I simply decided to think this friend was perhaps not as mature as I was, had different definitions about culture and society than I did, had different constraints on what it was to be a woman and different ideas about “having life and having it to the full”. ← That’s all. All beautiful things to have, and all rather easy for me to think and not remember this little commandment.

Ah but look at the new NIV’s rendition of this, which sometimes – some very few times in my life – does make sense.

I think it does especially for people who are used to considering themselves below everyone else, less than average, less than ideal, not anyone’s idea of beautiful… So many women I know do this. I know some men do too, but I don’t know enough who will tell me to say ‘so many men’ 😉 We forget how much God has planned for us and we cut ourselves short. We imagine we’re incomplete without that house or that car or that husband.

We accept the constraints that people give us.

What is horrible about all this is that nowhere does it grow as much as it does in the church. We live in accordance with the church, not God.

We worry about how ‘churched’ we look and are. Our witness fails to be about God’s calling on our lives.

NO – I was not equating a husband, a car and a house but I am trying to point out that we do equate them. To often. As if everything in life is about planned acquisition, the next step, moving on, the natural stages.

Who gave us natural stages? Not God. Not really. Isaac was born well beyond natural, people laughed at Noah’s idea of building a home, Eli’s sons didn’t pick up on the whole dynastic paradigm of churches today… they went pretty wrong and God saw it, unlike our churches… Jonathan would rather have put his life in danger, let God’s purposes be fulfilled than be his father’s son. David chose to follow God out of the expected life of Jesse’s son, out of his sheep and his music, to building up a nation that needed it.

In my generally three-cornered conversations, this was one of the times I managed to stop and listen to God and to be honest with my friend.

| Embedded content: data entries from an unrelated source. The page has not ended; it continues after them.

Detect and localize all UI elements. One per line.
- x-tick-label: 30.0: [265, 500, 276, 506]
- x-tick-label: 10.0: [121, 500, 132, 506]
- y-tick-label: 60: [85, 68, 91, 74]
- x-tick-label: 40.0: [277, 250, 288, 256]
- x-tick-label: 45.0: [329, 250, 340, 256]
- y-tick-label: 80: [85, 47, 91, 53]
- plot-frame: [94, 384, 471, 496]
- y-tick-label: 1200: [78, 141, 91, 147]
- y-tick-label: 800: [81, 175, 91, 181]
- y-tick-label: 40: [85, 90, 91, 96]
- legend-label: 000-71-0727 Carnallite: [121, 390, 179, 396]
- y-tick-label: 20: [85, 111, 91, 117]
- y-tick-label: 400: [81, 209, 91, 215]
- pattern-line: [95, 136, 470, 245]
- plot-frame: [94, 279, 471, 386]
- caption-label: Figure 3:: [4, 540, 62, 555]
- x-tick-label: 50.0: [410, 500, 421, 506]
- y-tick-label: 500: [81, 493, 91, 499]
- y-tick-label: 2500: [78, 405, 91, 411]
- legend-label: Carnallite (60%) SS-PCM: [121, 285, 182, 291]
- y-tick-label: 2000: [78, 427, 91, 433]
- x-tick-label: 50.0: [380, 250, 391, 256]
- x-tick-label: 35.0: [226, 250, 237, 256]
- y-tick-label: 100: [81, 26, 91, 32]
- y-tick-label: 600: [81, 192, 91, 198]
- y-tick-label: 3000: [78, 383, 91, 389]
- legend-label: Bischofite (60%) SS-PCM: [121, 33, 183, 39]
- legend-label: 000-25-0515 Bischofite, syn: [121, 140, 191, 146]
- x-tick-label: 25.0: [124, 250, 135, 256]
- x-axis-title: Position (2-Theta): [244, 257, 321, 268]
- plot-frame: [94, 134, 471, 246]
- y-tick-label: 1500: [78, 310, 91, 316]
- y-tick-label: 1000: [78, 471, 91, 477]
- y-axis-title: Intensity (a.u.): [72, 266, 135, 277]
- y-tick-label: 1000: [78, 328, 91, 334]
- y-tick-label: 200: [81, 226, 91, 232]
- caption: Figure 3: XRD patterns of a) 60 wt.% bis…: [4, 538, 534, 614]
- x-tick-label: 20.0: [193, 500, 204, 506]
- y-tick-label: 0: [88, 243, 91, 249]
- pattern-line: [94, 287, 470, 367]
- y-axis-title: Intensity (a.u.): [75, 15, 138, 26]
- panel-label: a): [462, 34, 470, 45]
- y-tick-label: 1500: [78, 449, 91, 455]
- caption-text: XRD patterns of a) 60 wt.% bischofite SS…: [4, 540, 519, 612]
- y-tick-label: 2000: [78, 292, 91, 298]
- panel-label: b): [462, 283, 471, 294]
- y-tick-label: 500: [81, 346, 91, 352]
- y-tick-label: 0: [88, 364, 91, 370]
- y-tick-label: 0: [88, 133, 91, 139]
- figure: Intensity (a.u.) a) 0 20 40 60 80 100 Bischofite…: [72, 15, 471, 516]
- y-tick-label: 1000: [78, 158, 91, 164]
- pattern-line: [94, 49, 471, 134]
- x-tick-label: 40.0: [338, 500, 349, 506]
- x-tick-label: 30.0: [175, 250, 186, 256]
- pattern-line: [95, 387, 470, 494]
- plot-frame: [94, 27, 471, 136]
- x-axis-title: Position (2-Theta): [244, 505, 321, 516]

To be more gracious. Oh – that does not come naturally for yours truly as it does for her friends 🙂 ! Sigh. I told her we were only too old/frumpy/inadequate/whatever other excuse for some ‘Christians’ – it was the saddest thing I had to say. She agreed. Because, of course, it’s not ‘good’ to want more, it’s not ‘good’ to want to change the world, it’s not ‘good’ to be loud about poverty and homelessness and illiteracy and oppression, and it’s not ‘good’ to be discontent with wrong and injustice… Oh, discontent is sin… of course.

Think again. Pray. Again.

These ideas we have about a person’s possibility in the world – they come from a limited idea of what God can do.

You know that willingness to believe the least of yourself? It sounds to God like you’re believing the least of Him. And He’s fighting for you because he thinks

you

are

wonderful.

Stat.

Seeing faith

20 Feb

I could have written this –

Questioning Faith.

My thoughts exactly.

Except I might not call it ‘questioning’. I’d call it what I just have. I hesitate to say more in praise of the writer because I’ve just said that could be me 😉 But I will say it is a beautiful post. In its honesty. I find that hard sometimes. The key is to know that you are fighting for your faith, not fighting it. Because He asked you to. And keeps His promise.